Google to the Fibre rescue

Posted by Karen on Apr 24, 2015 12:00:00 AM
In Austin, Texas the perception is ‘When Google comes to town, it's bad news for its rivals but good news for consumers.’

The search engine giant aims to shake up the rural Internet providing monopolies that are often the sole providers in one area – much like the UK. The announcement of Google Fibre in Austin has inspired other American providers to declare new packages and faster speeds.

Google has the intention of serving roughly three million people with speeds of up to 1 Gb/s – severally faster than the American national average. Google prices threaten to offer three times the highest tiered Internet speeds of its rivals in the area for a significantly lower price.

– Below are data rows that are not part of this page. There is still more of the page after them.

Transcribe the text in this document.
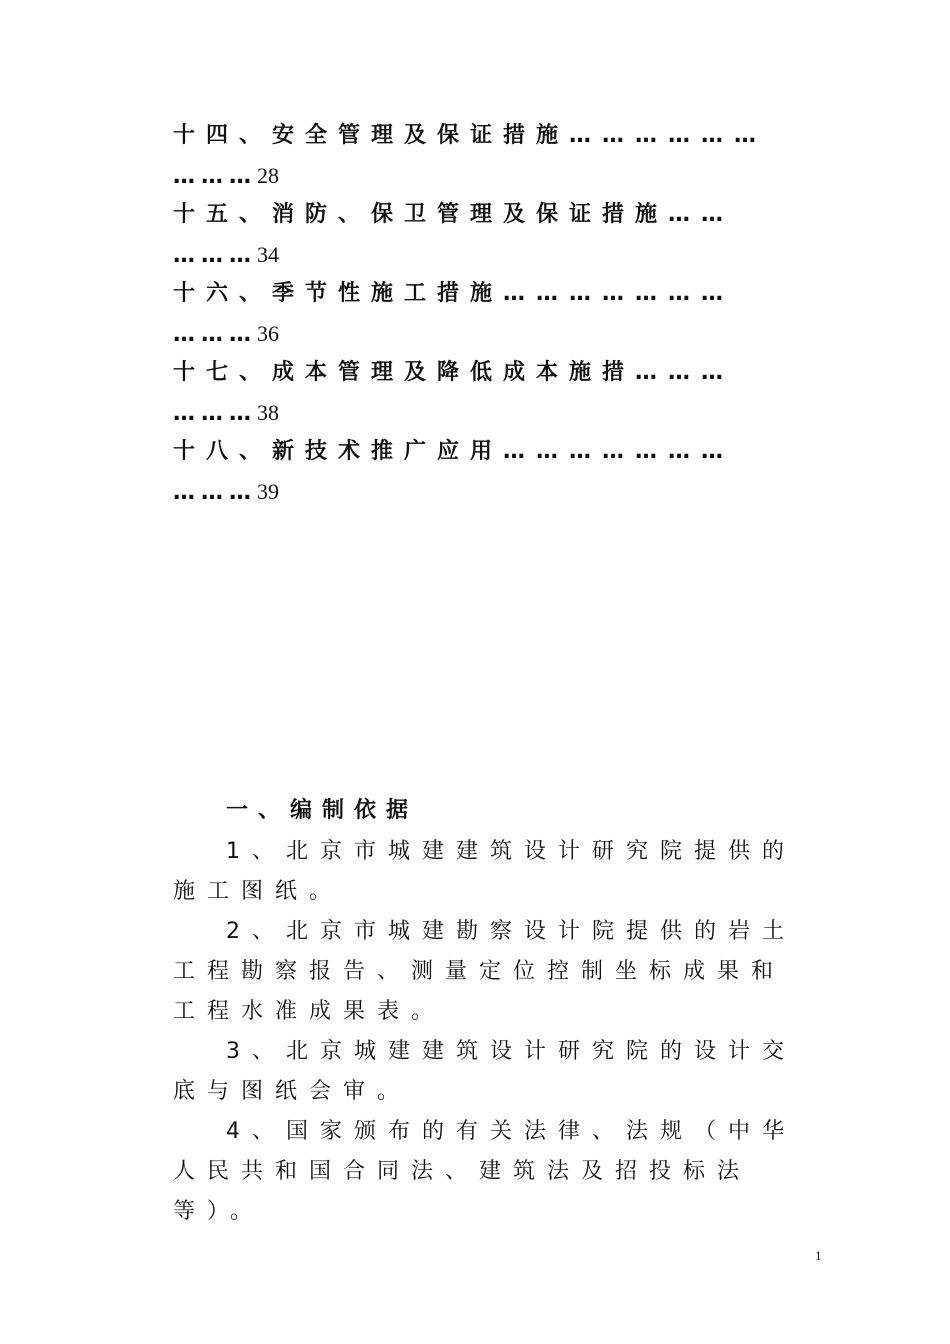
十四、安全管理及保证措施………………
………28
十五、消防、保卫管理及保证措施……
………34
十六、季节性施工措施…………………
………36
十七、成本管理及降低成本施措………
………38
十八、新技术推广应用…………………
………39
一、编制依据

1、北京市城建建筑设计研究院提供的施工图纸。

2、北京市城建勘察设计院提供的岩土工程勘察报告、测量定位控制坐标成果和工程水准成果表。

3、北京城建建筑设计研究院的设计交底与图纸会审。

4、国家颁布的有关法律、法规（中华人民共和国合同法、建筑法及招投标法等）。

1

Obama administration pledged to end laws that allow some rural Internet providers to own monopolies in certain areas - he called for an end to laws in 19 states that prevent towns and cities from starting up their own high-speed Internet services, while at the same time "protecting incumbent providers from competition." The ever inventive company wants to bring high-speed Internet to the masses at a competitive price in America and in true Google style, it is only time until they make their way to the UK. Google is understood to have held talks with Fluidata partner CityFibre, a company who provides fibre infrastructure for Tier II cities in the UK, over bringing the Google Fibre project to the UK.

Google Fibre currently operates in four US cities and plans to expand to a further 34 cities. It uses a fibre-to-the-home (FTTH) connection, which enables faster speeds than the network that BT is deploying across the UK, which uses a mixture of fibre and copper called fibre-to-the-cabinet (FTTC). Google wants to bring high-speed Internet to the masses and not by offering a better overall service, just by announcing its way into the market seem s to be enough.

America is expecting big changes from the Internet provider market in the coming months and years and the tides are shifting in favour of the powerful underdog, Google. Let’s hope they’re on their way to the UK sooner than expected.